Шолохов почти не показал классового расслоения на Дону. Это относится к числу тех огромных недостатков, которые на сегодняшний день, несмотря на все художественные достоинства, мешают назвать «Тихий Дон» не только пролетарским, но и в полном смысле слова революционным произведением.
Подытоживаю. Каков социологический эквивалент «Тихого Дона»? «Тихий Дон» выражает психологию середняка, но не просто абстрактного середняка – здесь настроения середняка специфического, казачьего, – середняка, попавшего в бурю гражданской войны, попавшего в классовый водоворот, не могущего найти в достаточной степени твердой опоры. «Тихий Дон» показал нам (и в этом его большое общественное значение) ту часть сознания этого середняка, которая в тот исторический момент была связана с частной собственностью, с сословными и политическими реакционными предрассудками. При такой оценке романа можно сделать вывод, что, продвигаясь к следующим частям, весьма возможно, что этот показ казака-середняка будет переключен Шолоховым на революцию, т. е. я лично рассматриваю «Тихий Дон» как произведение, в котором все-таки заложена внутренняя возможность преодоления Шолоховым своих ошибок, потенционально «Тихий Дон» – наше произведение. В этом мое основное расхождение с Янчевским.
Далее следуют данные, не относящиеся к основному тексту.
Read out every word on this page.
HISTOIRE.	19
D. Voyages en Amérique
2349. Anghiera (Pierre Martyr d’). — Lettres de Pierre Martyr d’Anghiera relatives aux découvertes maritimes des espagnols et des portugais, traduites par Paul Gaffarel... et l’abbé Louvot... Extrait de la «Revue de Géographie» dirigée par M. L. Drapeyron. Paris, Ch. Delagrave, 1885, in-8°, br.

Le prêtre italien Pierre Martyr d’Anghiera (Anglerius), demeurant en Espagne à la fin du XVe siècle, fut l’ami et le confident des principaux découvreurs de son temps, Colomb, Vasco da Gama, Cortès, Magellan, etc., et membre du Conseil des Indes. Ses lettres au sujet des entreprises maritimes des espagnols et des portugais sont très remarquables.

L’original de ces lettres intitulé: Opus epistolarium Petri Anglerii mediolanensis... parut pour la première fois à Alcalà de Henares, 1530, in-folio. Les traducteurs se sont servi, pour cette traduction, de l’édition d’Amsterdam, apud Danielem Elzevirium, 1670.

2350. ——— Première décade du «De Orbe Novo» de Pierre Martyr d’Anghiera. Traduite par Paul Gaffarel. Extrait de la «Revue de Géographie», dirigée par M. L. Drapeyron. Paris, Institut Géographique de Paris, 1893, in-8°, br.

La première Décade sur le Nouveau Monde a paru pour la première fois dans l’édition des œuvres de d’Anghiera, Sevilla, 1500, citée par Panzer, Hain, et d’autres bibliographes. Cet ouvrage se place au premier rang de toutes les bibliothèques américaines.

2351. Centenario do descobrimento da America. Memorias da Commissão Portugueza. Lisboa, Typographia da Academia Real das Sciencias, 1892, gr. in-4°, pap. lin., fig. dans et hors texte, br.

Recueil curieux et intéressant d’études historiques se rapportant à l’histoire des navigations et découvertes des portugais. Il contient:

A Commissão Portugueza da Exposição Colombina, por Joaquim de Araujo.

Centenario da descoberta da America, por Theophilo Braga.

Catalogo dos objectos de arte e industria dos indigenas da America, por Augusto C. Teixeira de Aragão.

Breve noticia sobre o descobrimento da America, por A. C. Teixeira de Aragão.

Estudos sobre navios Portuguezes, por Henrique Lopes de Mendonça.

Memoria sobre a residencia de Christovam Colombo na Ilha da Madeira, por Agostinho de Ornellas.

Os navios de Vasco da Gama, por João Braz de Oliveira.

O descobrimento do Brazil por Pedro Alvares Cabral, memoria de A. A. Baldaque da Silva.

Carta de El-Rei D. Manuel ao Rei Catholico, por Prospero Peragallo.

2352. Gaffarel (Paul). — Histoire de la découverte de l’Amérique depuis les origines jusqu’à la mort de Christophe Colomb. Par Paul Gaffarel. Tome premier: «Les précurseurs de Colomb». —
Янчевский рассматривает «Тихий Дон» как законченно классово-враждебное пролетариату произведение, которое, если сделать «оргвыводы» из его доклада, нужно изъять. Я же рассматриваю «Тихий Дон» как частично ошибочное произведение, ошибки которого Шолохов, возможно, сумеет преодолеть в дальнейшей работе. Янчевский, по существу, в своем докладе смазывает проблему попутничества, делая грубейшую литературно-политическую ошибку.
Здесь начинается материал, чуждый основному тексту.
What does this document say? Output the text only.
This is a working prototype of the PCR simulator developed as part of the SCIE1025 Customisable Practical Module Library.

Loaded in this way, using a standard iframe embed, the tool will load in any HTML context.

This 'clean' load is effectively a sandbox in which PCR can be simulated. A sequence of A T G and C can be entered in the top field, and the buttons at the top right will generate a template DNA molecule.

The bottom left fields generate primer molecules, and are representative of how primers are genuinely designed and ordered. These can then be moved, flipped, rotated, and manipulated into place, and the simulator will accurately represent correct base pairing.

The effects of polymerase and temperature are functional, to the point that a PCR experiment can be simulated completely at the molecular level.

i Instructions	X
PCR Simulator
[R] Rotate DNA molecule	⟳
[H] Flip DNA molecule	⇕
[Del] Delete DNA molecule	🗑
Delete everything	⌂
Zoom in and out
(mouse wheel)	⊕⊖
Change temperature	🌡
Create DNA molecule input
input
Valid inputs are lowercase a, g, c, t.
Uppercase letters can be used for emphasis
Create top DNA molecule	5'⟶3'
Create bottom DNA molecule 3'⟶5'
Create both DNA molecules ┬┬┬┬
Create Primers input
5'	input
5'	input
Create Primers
Скажу в заключение. Не так давно Пильняк10 за границей издал контрреволюционное «Красное дерево». «Красное дерево» он сейчас переделал, отшлифовал и сделал роман «Волга впадает в Каспийское море». Но даже при поверхностном чтении видно, что это поверхностная перелицовка, видно, что у Пильняка за красными словами скрывается белая сердцевина.
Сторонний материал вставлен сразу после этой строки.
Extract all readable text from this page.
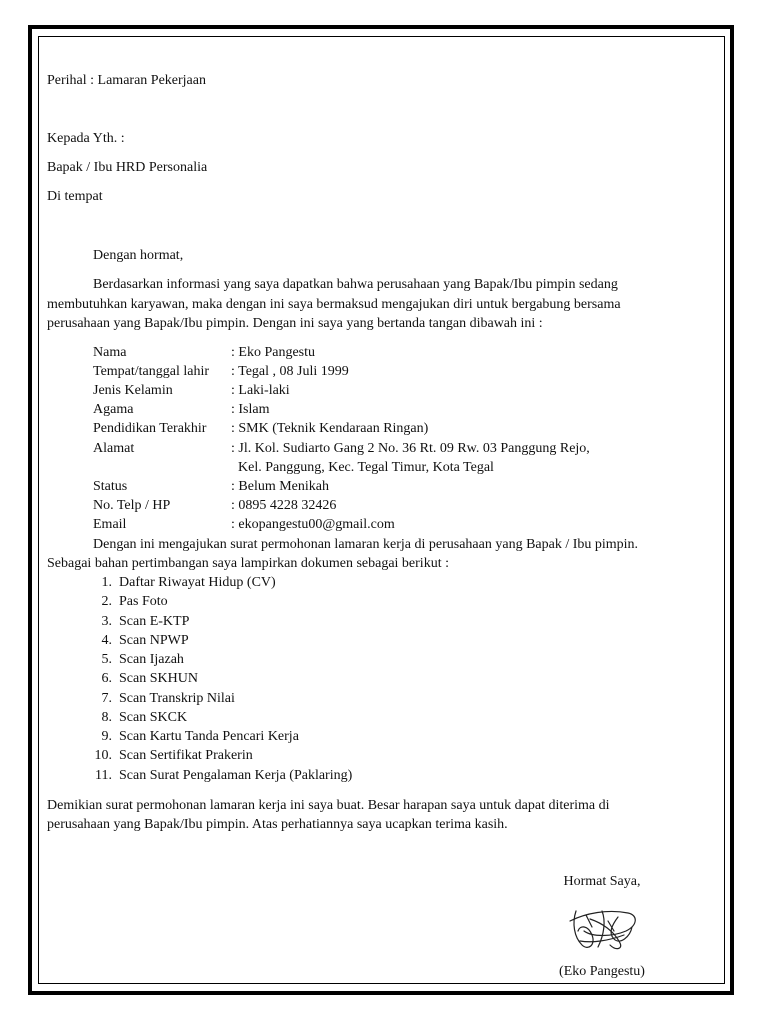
Perihal : Lamaran Pekerjaan
Kepada Yth. :
Bapak / Ibu HRD Personalia
Di tempat
Dengan hormat,
Berdasarkan informasi yang saya dapatkan bahwa perusahaan yang Bapak/Ibu pimpin sedang
membutuhkan karyawan, maka dengan ini saya bermaksud mengajukan diri untuk bergabung bersama
perusahaan yang Bapak/Ibu pimpin. Dengan ini saya yang bertanda tangan dibawah ini :
Nama	: Eko Pangestu
Tempat/tanggal lahir : Tegal , 08 Juli 1999
Jenis Kelamin	: Laki-laki
Agama	: Islam
Pendidikan Terakhir : SMK (Teknik Kendaraan Ringan)
Alamat	: Jl. Kol. Sudiarto Gang 2 No. 36 Rt. 09 Rw. 03 Panggung Rejo,
Kel. Panggung, Kec. Tegal Timur, Kota Tegal
Status	: Belum Menikah
No. Telp / HP	: 0895 4228 32426
Email	: ekopangestu00@gmail.com
Dengan ini mengajukan surat permohonan lamaran kerja di perusahaan yang Bapak / Ibu pimpin.
Sebagai bahan pertimbangan saya lampirkan dokumen sebagai berikut :
1. Daftar Riwayat Hidup (CV)
2. Pas Foto
3. Scan E-KTP
4. Scan NPWP
5. Scan Ijazah
6. Scan SKHUN
7. Scan Transkrip Nilai
8. Scan SKCK
9. Scan Kartu Tanda Pencari Kerja
10. Scan Sertifikat Prakerin
11. Scan Surat Pengalaman Kerja (Paklaring)
Demikian surat permohonan lamaran kerja ini saya buat. Besar harapan saya untuk dapat diterima di
perusahaan yang Bapak/Ibu pimpin. Atas perhatiannya saya ucapkan terima kasih.
Hormat Saya,
(Eko Pangestu)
И вот т. Янчевский в своем докладе попытался провести какой-то литературный «Волга-Дон». Он попытался доказать, что «Тихий Дон» связан с буржуазным романом Пильняка «Волга впадает в Каспийское море», что, по существу, «Тихий Дон» является контрреволюционным произведением. Я думаю, что такая попытка соединить буржуазный роман Пильняка «Волга впадает в Каспийское море» с левопопутническим произведением «Тихий Дон» Шолохова – это дело не умное и не реальное. Значительно менее умное и реальное, чем настоящий Волго-Дон в нашей пятилетке.